LAUSR

Wireless underground sensor networks (WUSNs) facilitate remote monitoring and control of various underground environments, which are suffering from a significant reliability problem. To address this problem and relieve the ongoing networking challenges, we propose a new concept, called the magnetic induction (MI)-assisted wireless powered underground sensor network (MI-WPUSN), which integrates the advantages of MI communication techniques with those of wireless power transfer mechanisms. MI-WPUSN offers a unique platform consisting of seven envisioned devices and four distinct communication modes to provide significant reliability potential, which is constrained by its complex and challenging data collection.

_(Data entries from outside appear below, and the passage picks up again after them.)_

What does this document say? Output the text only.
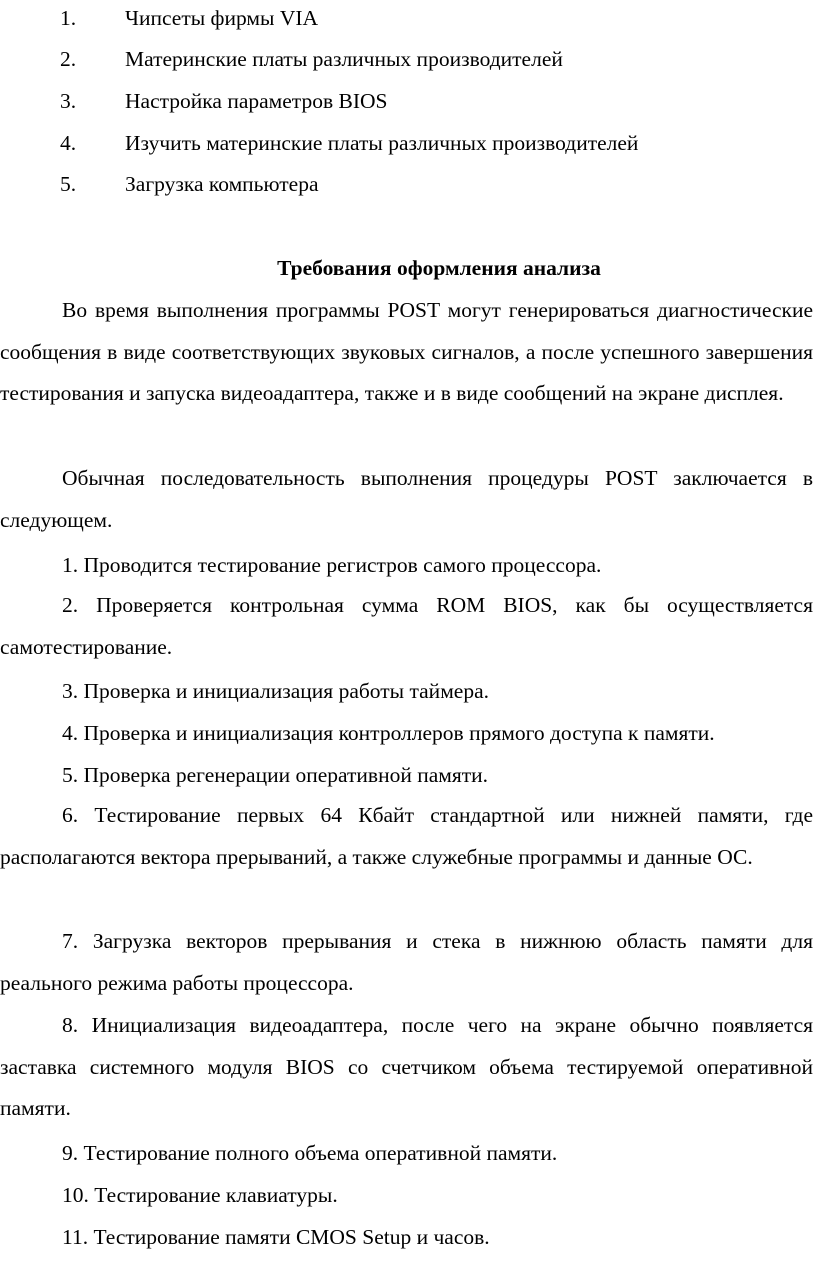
1. Чипсеты фирмы VIA
2. Материнские платы различных производителей
3. Настройка параметров BIOS
4. Изучить материнские платы различных производителей
5. Загрузка компьютера
Требования оформления анализа

Во время выполнения программы POST могут генерироваться диагностические сообщения в виде соответствующих звуковых сигналов, а после успешного завершения тестирования и запуска видеоадаптера, также и в виде сообщений на экране дисплея.

Обычная последовательность выполнения процедуры POST заключается в следующем.

1. Проводится тестирование регистров самого процессора.

2. Проверяется контрольная сумма ROM BIOS, как бы осуществляется самотестирование.

3. Проверка и инициализация работы таймера.

4. Проверка и инициализация контроллеров прямого доступа к памяти.

5. Проверка регенерации оперативной памяти.

6. Тестирование первых 64 Кбайт стандартной или нижней памяти, где располагаются вектора прерываний, а также служебные программы и данные ОС.

7. Загрузка векторов прерывания и стека в нижнюю область памяти для реального режима работы процессора.

8. Инициализация видеоадаптера, после чего на экране обычно появляется заставка системного модуля BIOS со счетчиком объема тестируемой оперативной памяти.

9. Тестирование полного объема оперативной памяти.

10. Тестирование клавиатуры.

11. Тестирование памяти CMOS Setup и часов.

To unlock the potential of MI-WPUSN, we provide a systematic research roadmap for MI-WPUSN data collection, spreading from sensor deployment to multiple channel access control and to frequency-selective routing establishment. Specifically, we first summarize the state-of-the-art research advances on sensor deployment, based on which we propose a bidirectional projection-based deployment topology that achieves high network reliability and discuss the sensor numerical determination problem resorting to weighted Voronoi diagrams. We then introduce the principles for multiple channel access control and review the existing research. Finally, after introducing kernel regression methods that can easily handle the frequency-selective property of MI-WPUSN, we develop a modified Q-learning-based routing protocol. In particular, we list and analyze the underlying challenges and related future issues in each direction.